As the soundtrack plays, you’ll hear three countdowns.  Once the gong sounds for the first two, everyone must make their way back to the starting tile.  At the sound of the slamming door, anyone who didn’t make it back loses one die for the rest of the game.  The third countdown warns you of the end of the game.  If any adventurer does not make it out before the temple collapses, the whole team loses. If everyone made it out, they all win.
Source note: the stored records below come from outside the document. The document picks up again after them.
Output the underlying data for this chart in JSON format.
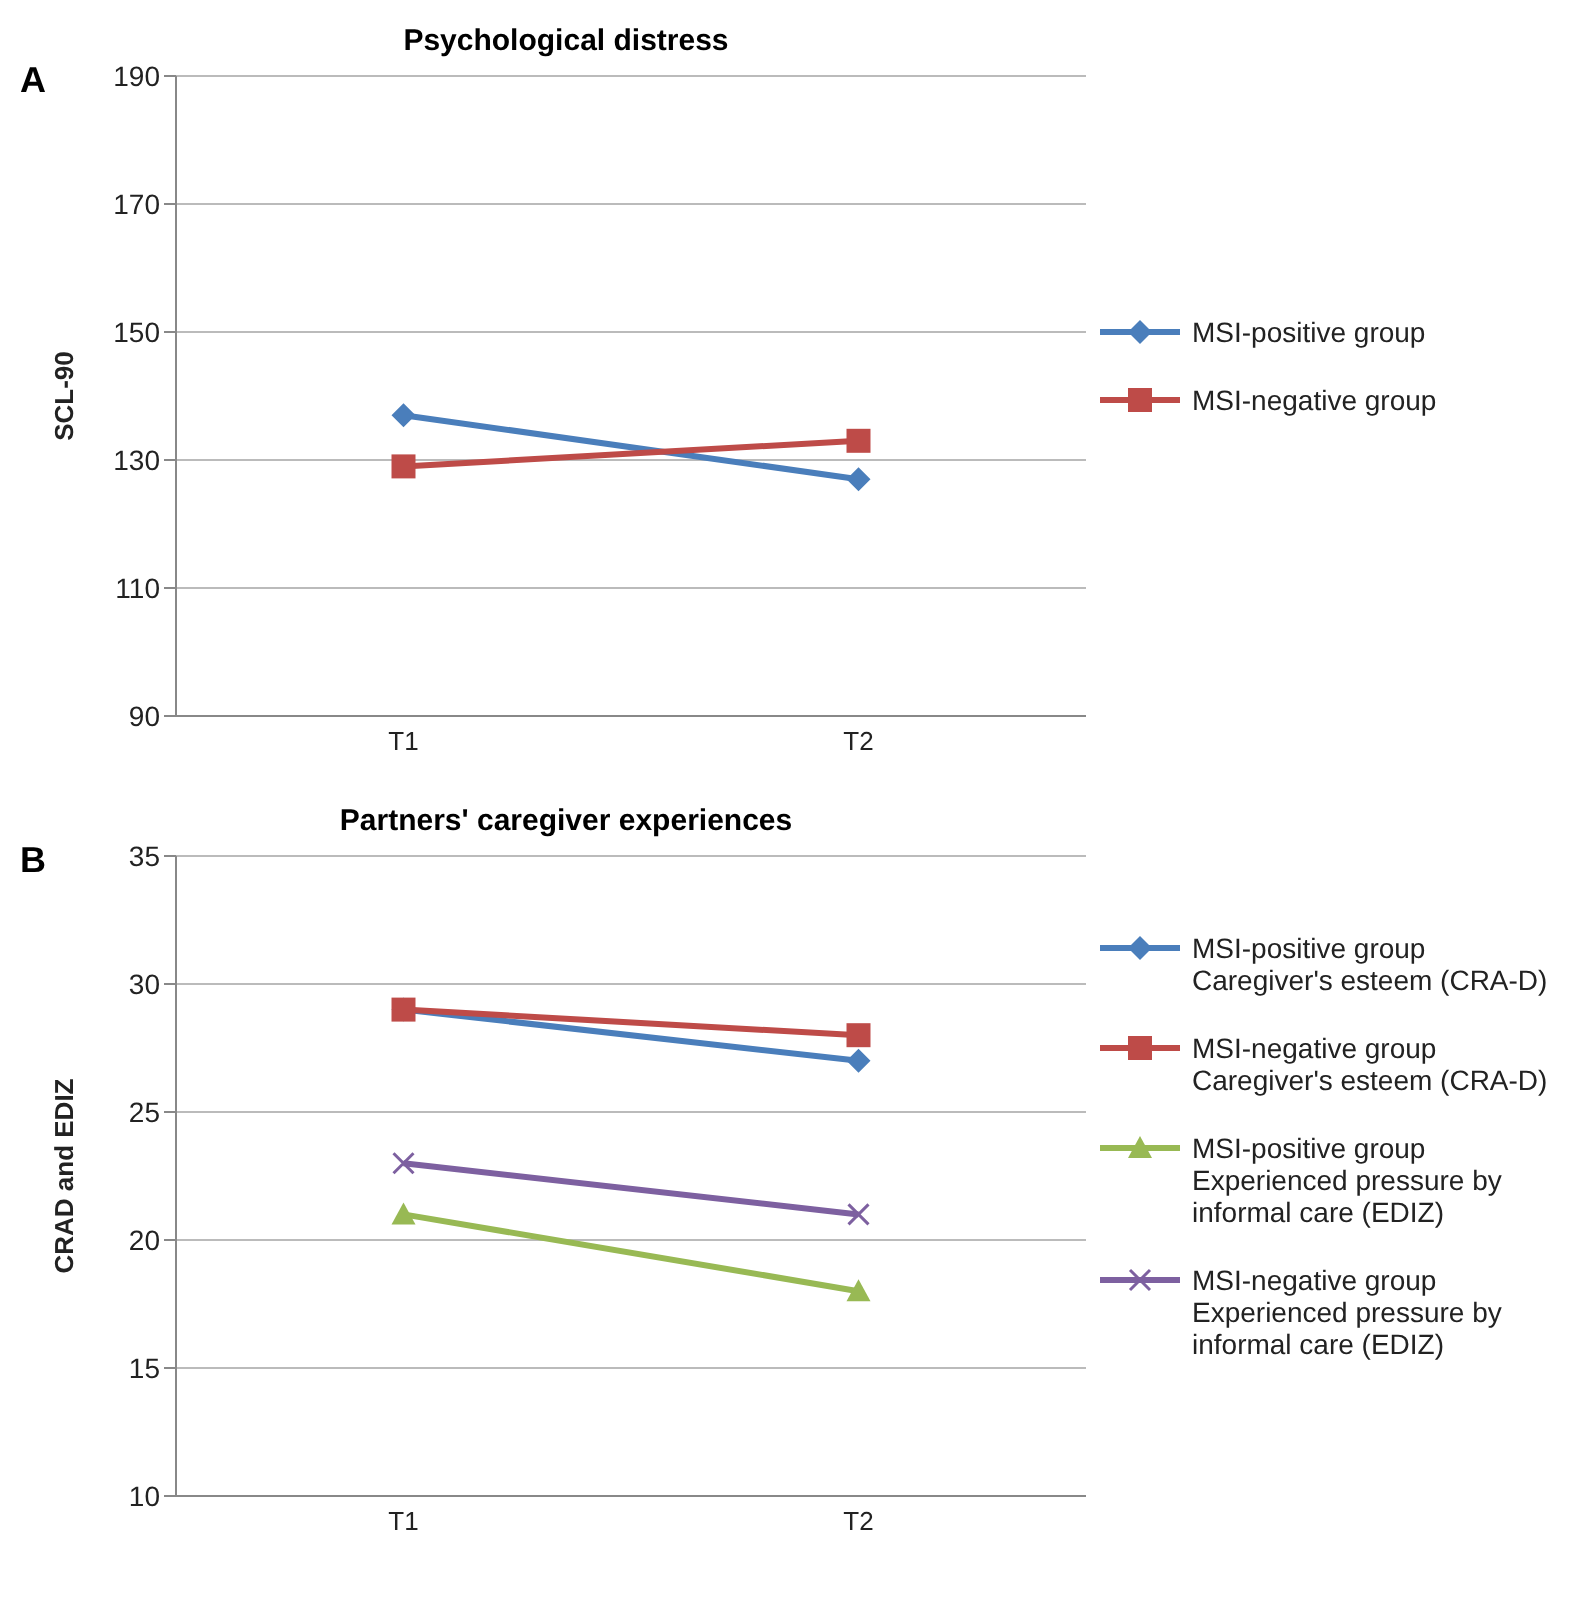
{
  "chart_data": [
    {
      "type": "line",
      "title": "Psychological distress",
      "annotations": [
        "A"
      ],
      "ylabel": "SCL-90",
      "categories": [
        "T1",
        "T2"
      ],
      "ylim": [
        90,
        190
      ],
      "yticks": [
        90,
        110,
        130,
        150,
        170,
        190
      ],
      "grid": "y",
      "legend": "right",
      "series": [
        {
          "name": "MSI-positive group",
          "color": "#4a7ebb",
          "marker": "diamond",
          "values": [
            137,
            127
          ]
        },
        {
          "name": "MSI-negative group",
          "color": "#be4b48",
          "marker": "square",
          "values": [
            129,
            133
          ]
        }
      ]
    },
    {
      "type": "line",
      "title": "Partners' caregiver experiences",
      "annotations": [
        "B"
      ],
      "ylabel": "CRAD and EDIZ",
      "categories": [
        "T1",
        "T2"
      ],
      "ylim": [
        10,
        35
      ],
      "yticks": [
        10,
        15,
        20,
        25,
        30,
        35
      ],
      "grid": "y",
      "legend": "right",
      "series": [
        {
          "name": "MSI-positive group Caregiver's esteem (CRA-D)",
          "color": "#4a7ebb",
          "marker": "diamond",
          "values": [
            29,
            27
          ]
        },
        {
          "name": "MSI-negative group Caregiver's esteem (CRA-D)",
          "color": "#be4b48",
          "marker": "square",
          "values": [
            29,
            28
          ]
        },
        {
          "name": "MSI-positive group Experienced pressure by informal care (EDIZ)",
          "color": "#98b954",
          "marker": "triangle",
          "values": [
            21,
            18
          ]
        },
        {
          "name": "MSI-negative group Experienced pressure by informal care (EDIZ)",
          "color": "#7d60a0",
          "marker": "cross",
          "values": [
            23,
            21
          ]
        }
      ]
    }
  ]
}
This game sounds like a lot of fun.  I was initially shocked by the 10 minute time, but it goes well with the concept.  And there’s nothing to keep you from playing several in a row.  I’m reminded of Space Alert, where the game itself really only takes 10 minutes.  However, the experience is much more than the play time.  Escape looks like a fun romp, with some real tension added by the real-time element.  You have a specific goal – get out.  To accomplish that, you need to try to get gems out of the depot.  You also can’t stick too close together – I’m sure you need to spread out a bit or you won’t get rid of gems well enough.  So, this looks like a very fun game in a small time frame.
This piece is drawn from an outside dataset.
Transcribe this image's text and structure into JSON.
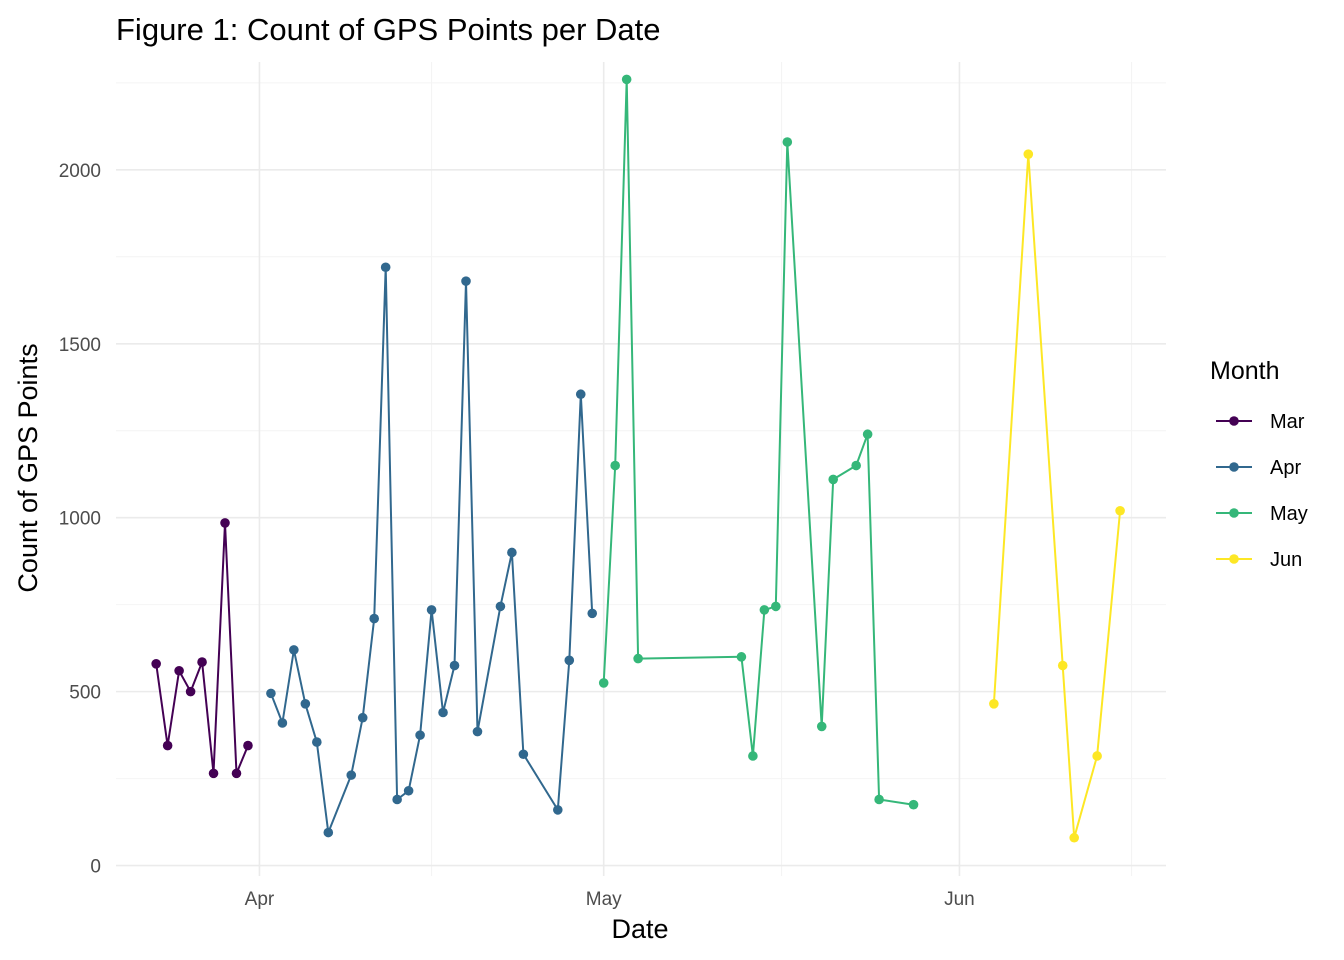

This game was successfully Kickstarted back in April.  I have a friend who got in on the campaign, and has been complaining that he hasn’t gotten his product yet for a while – I should check to see if he has it now.  But the larger point I want to address is Queen’s abuse of Kickstarter.  Queen Games has been around since 1992, and they’ve published some of the greats in the industry – Wallenstein/Shogun, Alhambra, Thebes, Chicago Express, Fresco, Kingdom Builder, and so on.  And yet, they’re using Kickstarter.  Why?  Ideally, Kickstarter should be a site for people and companies who couldn’t get their funding otherwise.  Queen has been using it as a preorder system, and it ticks me off.  It just doesn’t seem right.  They are established.  They don’t need Kickstarter.  And yet, they’re using it, and doing well for themselves.  My guess is that’s based on their reputation, but I worry that it’s taking the spotlight away from other games that need it.

Grumbling aside, Escape looks like a fun game.  Thanks for reading.



  1. I don’t begrudge Queen for using Kickstarter for this game since it is quite a bit outside of the norm. It’s a light-weight dice game, real-time and the MSRP is $60. Do you think that is a sure thing? I would be hesitant to put that on the market.

    • Well, considering that it made 6 times its funding goal and topped the Essen GeekBuzz, I’d say there’s definitely a market for it. But, you make a good point – it is kind of off the beaten path. My point is more that Queen is big enough and established enough to create a market for the game without Kickstarter.